The cerebrospinal fluid (CSF) not only provides mechanical protection to the central nervous system, but also acts as a transport medium for nutrients, neuroendocrine substances and for the removal of toxic metabolites, preserving the chemical environment of the brain (Davson et al. 1987). As outlined in the second part of this work (Holman et al. 2010), it is hypothesized that the disruption of CSF flow may be linked to neurodegenerative diseases such as Alzheimer's through disturbed regulation of intracranial pressure, through accumulation of toxic metabolites or through a combination of both (Segal 2000; Stopa et al. 2001; Kivisakk et al. 2003; Silverberg et al. 2003; Abbott 2005; Johanson et al. 2005).

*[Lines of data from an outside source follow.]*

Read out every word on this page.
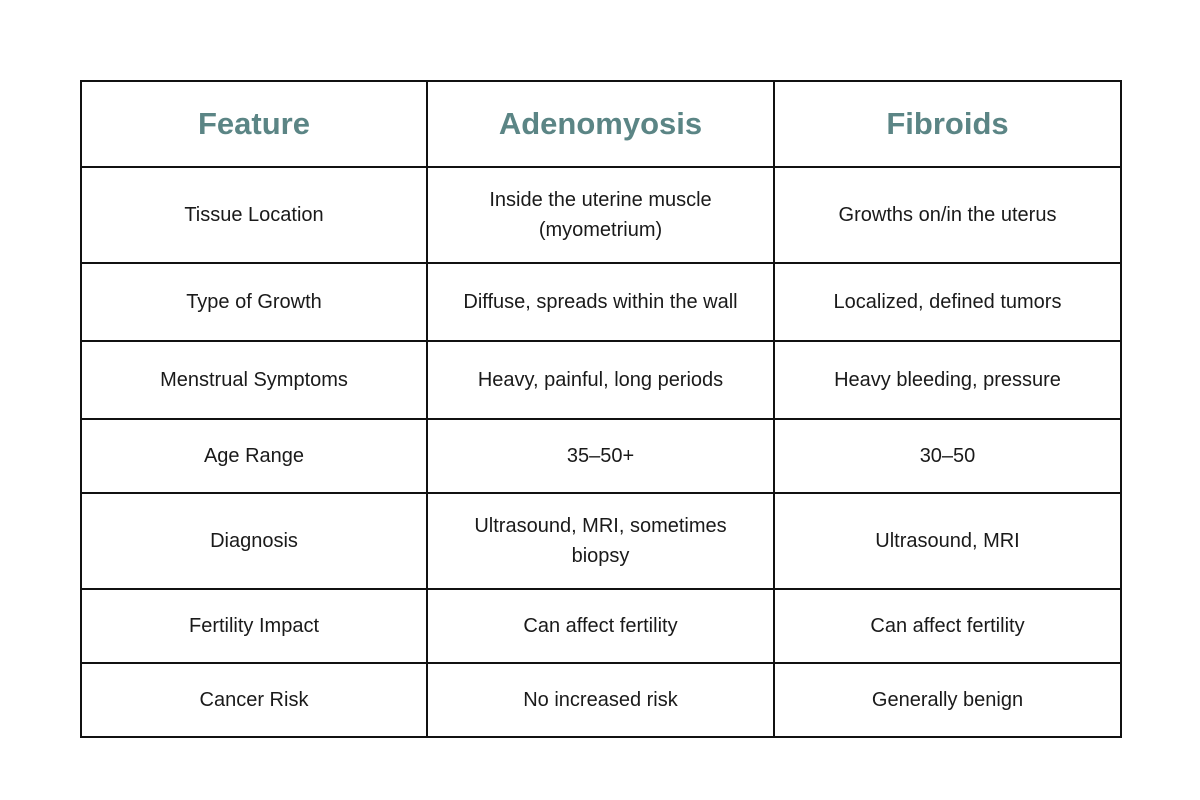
Feature	Adenomyosis	Fibroids
Tissue Location	Inside the uterine muscle (myometrium)	Growths on/in the uterus
Type of Growth	Diffuse, spreads within the wall	Localized, defined tumors
Menstrual Symptoms	Heavy, painful, long periods	Heavy bleeding, pressure
Age Range	35–50+	30–50
Diagnosis	Ultrasound, MRI, sometimes biopsy	Ultrasound, MRI
Fertility Impact	Can affect fertility	Can affect fertility
Cancer Risk	No increased risk	Generally benign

You can read about cerebrospinal fluid here:http://rsif.royalsocietypublishing.org/ ... .0033.full
and then watch the accompanying '3D visualization of CSF flow velocity vectors in a human subarachnoid space during one cardiac cycle' here:www.youtube.com/watch?v=mGy55iRHTlg&feature=related
The latter was pretty but not intuitively understandable to me...
We show in the work at hand that there are large spatial variations in the velocity distribution in the cranial SAS that will influence the transport behaviour of toxic metabolites and neuroendocrine and other substances released into the CSF. Assuming there are physiological reasons for these variations, we hypothesize that not all regions of the brain will be affected with the same severity by disrupted CSF flow.

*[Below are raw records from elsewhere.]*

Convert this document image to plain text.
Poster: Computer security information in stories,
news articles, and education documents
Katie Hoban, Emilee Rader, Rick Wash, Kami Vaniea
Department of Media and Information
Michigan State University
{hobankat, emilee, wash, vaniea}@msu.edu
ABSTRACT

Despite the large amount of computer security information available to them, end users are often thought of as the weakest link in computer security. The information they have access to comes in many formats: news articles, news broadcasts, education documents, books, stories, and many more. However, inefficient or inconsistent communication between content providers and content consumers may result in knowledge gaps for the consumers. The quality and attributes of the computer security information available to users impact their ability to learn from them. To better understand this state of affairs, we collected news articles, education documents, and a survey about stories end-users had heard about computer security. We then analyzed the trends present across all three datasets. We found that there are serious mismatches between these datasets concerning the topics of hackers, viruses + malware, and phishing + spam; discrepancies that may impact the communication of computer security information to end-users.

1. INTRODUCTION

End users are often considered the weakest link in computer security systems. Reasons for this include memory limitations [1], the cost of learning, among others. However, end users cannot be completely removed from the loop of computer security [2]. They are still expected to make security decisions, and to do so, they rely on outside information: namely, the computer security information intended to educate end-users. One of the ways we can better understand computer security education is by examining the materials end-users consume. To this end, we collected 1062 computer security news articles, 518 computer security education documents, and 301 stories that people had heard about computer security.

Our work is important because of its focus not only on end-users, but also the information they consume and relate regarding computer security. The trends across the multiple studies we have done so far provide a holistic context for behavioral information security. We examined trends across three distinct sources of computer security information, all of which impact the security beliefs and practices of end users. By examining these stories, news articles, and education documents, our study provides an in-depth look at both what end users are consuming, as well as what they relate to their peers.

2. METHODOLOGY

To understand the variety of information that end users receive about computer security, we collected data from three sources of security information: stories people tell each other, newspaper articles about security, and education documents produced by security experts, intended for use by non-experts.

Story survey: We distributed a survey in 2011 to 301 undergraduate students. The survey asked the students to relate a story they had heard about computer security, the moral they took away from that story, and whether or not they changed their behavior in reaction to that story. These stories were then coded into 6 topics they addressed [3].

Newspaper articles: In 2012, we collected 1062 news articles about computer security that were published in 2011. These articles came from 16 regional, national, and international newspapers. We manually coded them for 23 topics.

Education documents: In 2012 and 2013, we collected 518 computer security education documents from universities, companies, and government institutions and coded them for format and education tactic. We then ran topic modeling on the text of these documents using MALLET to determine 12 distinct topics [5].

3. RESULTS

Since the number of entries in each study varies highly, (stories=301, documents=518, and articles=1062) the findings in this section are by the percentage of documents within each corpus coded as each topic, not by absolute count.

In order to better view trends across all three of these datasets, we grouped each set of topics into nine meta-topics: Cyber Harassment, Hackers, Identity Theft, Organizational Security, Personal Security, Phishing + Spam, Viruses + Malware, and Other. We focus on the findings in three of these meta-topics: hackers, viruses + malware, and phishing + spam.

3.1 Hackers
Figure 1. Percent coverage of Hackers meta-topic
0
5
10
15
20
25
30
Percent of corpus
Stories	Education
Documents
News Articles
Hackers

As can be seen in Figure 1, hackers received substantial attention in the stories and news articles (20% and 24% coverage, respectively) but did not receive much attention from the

Lots of equations follow, reminiscent of Dr. Tucker's or Dr. Beggs' work....
But skipping ahead:
Large variations in the CSF velocity field indicate substantial spatial differences in transport characteristics. For flow in the third cerebral ventricle, there are indications that the ventricle shape is optimized with regards to substance transport between the pituitary gland and the hypothalamus (Kurtcuoglu et al. 2007b). It is conceivable that, similarly, the flow variations in the SAS reflect an optimization with regards to efficient transport of toxic metabolites and other substances used for communication through the CSF space. This would suggest that different areas of the brain would be affected dissimilarly by a disruption of CSF flow. As an example, a brain region requiring very efficient flushing of toxic metabolites may experience accumulation of waste products that could lead to or accelerate neurodegenerative processes, whereas, in other areas, the disruption may have little to no effect.

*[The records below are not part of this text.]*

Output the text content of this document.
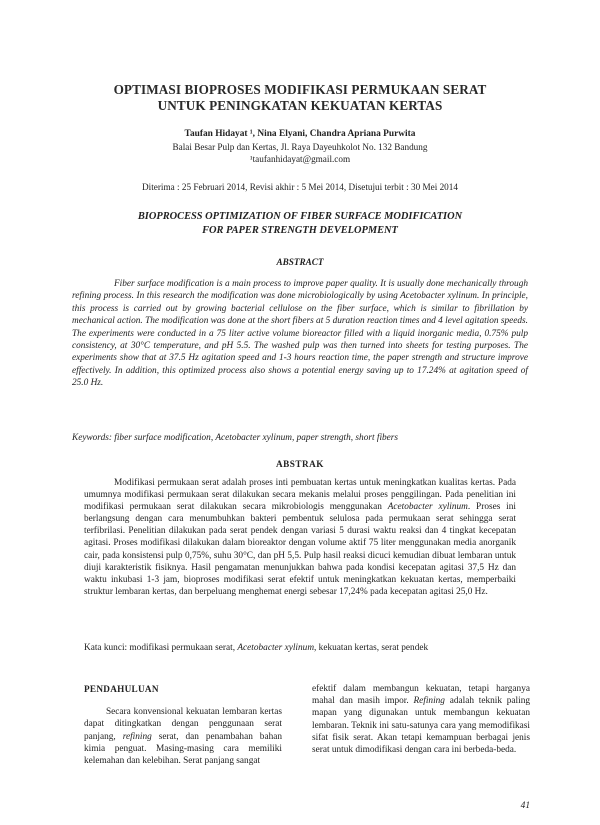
OPTIMASI BIOPROSES MODIFIKASI PERMUKAAN SERAT
UNTUK PENINGKATAN KEKUATAN KERTAS
Taufan Hidayat ¹, Nina Elyani, Chandra Apriana Purwita
Balai Besar Pulp dan Kertas, Jl. Raya Dayeuhkolot No. 132 Bandung
¹taufanhidayat@gmail.com
Diterima : 25 Februari 2014, Revisi akhir : 5 Mei 2014, Disetujui terbit : 30 Mei 2014
BIOPROCESS OPTIMIZATION OF FIBER SURFACE MODIFICATION
FOR PAPER STRENGTH DEVELOPMENT
ABSTRACT

Fiber surface modification is a main process to improve paper quality. It is usually done mechanically through refining process. In this research the modification was done microbiologically by using Acetobacter xylinum. In principle, this process is carried out by growing bacterial cellulose on the fiber surface, which is similar to fibrillation by mechanical action. The modification was done at the short fibers at 5 duration reaction times and 4 level agitation speeds. The experiments were conducted in a 75 liter active volume bioreactor filled with a liquid inorganic media, 0.75% pulp consistency, at 30°C temperature, and pH 5.5. The washed pulp was then turned into sheets for testing purposes. The experiments show that at 37.5 Hz agitation speed and 1-3 hours reaction time, the paper strength and structure improve effectively. In addition, this optimized process also shows a potential energy saving up to 17.24% at agitation speed of 25.0 Hz.

Keywords: fiber surface modification, Acetobacter xylinum, paper strength, short fibers
ABSTRAK

Modifikasi permukaan serat adalah proses inti pembuatan kertas untuk meningkatkan kualitas kertas. Pada umumnya modifikasi permukaan serat dilakukan secara mekanis melalui proses penggilingan. Pada penelitian ini modifikasi permukaan serat dilakukan secara mikrobiologis menggunakan Acetobacter xylinum. Proses ini berlangsung dengan cara menumbuhkan bakteri pembentuk selulosa pada permukaan serat sehingga serat terfibrilasi. Penelitian dilakukan pada serat pendek dengan variasi 5 durasi waktu reaksi dan 4 tingkat kecepatan agitasi. Proses modifikasi dilakukan dalam bioreaktor dengan volume aktif 75 liter menggunakan media anorganik cair, pada konsistensi pulp 0,75%, suhu 30°C, dan pH 5,5. Pulp hasil reaksi dicuci kemudian dibuat lembaran untuk diuji karakteristik fisiknya. Hasil pengamatan menunjukkan bahwa pada kondisi kecepatan agitasi 37,5 Hz dan waktu inkubasi 1-3 jam, bioproses modifikasi serat efektif untuk meningkatkan kekuatan kertas, memperbaiki struktur lembaran kertas, dan berpeluang menghemat energi sebesar 17,24% pada kecepatan agitasi 25,0 Hz.

Kata kunci: modifikasi permukaan serat, Acetobacter xylinum, kekuatan kertas, serat pendek
PENDAHULUAN

Secara konvensional kekuatan lembaran kertas dapat ditingkatkan dengan penggunaan serat panjang, refining serat, dan penambahan bahan kimia penguat. Masing-masing cara memiliki kelemahan dan kelebihan. Serat panjang sangat

efektif dalam membangun kekuatan, tetapi harganya mahal dan masih impor. Refining adalah teknik paling mapan yang digunakan untuk membangun kekuatan lembaran. Teknik ini satu-satunya cara yang memodifikasi sifat fisik serat. Akan tetapi kemampuan berbagai jenis serat untuk dimodifikasi dengan cara ini berbeda-beda.

41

Presuming that our IJV obstructions could cause disruption to the cerebrospinal flow, this might affect different areas of the brain differently. Substance transport might be disrupted. Removal of toxic metabolites might be disrupted. In some areas the toxins might accumulate, while in others they might not, with neurodegenerative processes as a result.
So the big question is: what effect, if any, do IJV obstructions have on cerebrospinal flow?